Postby Zor » Sat Aug 18, 2018 1:20 am

BeccaBee wrote:I learn things in nightmares too. it makes me sick to my stomach.


the thing is....there isn't -one thing- that causes DID. it's not like breaking your leg. it's cause by chronic prolonged trauma.

if there's a history of dissociative disorders in your family
if there's a history of trauma and abuse in your parents family (children of raging alcoholics don't know how to be parents)
if there's substance abuse
if there's neglect
if there's abuse

this $#%^ is a complicated cocktail. you can't find the one ingredient that caused it. there's enough in your story to indicate a variety of factors.

ps ###$ THAT ######6 BITCH ######6 DOLORES EVIL ######6 MONSTER BITCH I ######6 HATE YOU FOR HURTING KIDS YOU ######6 BITCHFACED SWAMP RAT.

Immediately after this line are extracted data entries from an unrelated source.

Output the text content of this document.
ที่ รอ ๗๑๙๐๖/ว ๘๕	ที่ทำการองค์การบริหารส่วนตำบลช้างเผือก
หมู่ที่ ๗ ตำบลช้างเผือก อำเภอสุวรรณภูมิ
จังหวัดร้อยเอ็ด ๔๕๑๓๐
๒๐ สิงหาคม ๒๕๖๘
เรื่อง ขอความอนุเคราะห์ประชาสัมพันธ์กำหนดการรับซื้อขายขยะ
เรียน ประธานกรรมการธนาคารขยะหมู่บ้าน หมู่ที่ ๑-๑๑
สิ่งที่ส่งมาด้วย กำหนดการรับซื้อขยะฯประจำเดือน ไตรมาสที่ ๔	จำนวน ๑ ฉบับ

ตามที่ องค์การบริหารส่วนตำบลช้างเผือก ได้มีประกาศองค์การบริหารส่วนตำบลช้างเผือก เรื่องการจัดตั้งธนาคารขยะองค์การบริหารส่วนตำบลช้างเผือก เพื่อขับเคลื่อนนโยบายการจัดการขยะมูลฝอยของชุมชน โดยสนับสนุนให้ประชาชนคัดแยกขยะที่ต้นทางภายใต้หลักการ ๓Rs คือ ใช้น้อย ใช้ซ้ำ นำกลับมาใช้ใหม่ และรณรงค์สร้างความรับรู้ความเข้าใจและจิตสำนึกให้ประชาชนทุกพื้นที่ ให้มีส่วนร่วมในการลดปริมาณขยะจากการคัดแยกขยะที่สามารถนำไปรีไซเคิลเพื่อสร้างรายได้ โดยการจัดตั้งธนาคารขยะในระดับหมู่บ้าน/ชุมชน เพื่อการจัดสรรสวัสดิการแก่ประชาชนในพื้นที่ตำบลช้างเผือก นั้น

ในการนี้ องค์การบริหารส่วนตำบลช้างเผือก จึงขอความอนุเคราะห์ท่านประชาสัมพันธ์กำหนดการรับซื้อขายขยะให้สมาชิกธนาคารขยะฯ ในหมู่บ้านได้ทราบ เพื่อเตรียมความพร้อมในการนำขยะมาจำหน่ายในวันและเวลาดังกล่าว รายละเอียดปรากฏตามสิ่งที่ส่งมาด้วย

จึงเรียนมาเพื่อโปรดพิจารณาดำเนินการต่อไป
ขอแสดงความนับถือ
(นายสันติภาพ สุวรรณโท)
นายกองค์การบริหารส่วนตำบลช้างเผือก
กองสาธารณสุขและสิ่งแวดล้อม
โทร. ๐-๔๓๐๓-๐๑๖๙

Honestly, aside from the period of time my parents were having trouble- Dad drinking too much, getting drunk; Mom & Dad fighting; to the point Dad put his hand through a piece of glass on a china hutch (and I saw this as a kid and remember it- vaguely), before they separated for a period and went through counseling... Aside from this period early in my life, IDK there was anything major except the 6-7 month period when I was 11 or 12 with the foster kids.

I know it sounds like I'm trying to talk down these things to make it sound minimal or something... IDK this is just so massive and hard to come to terms with still.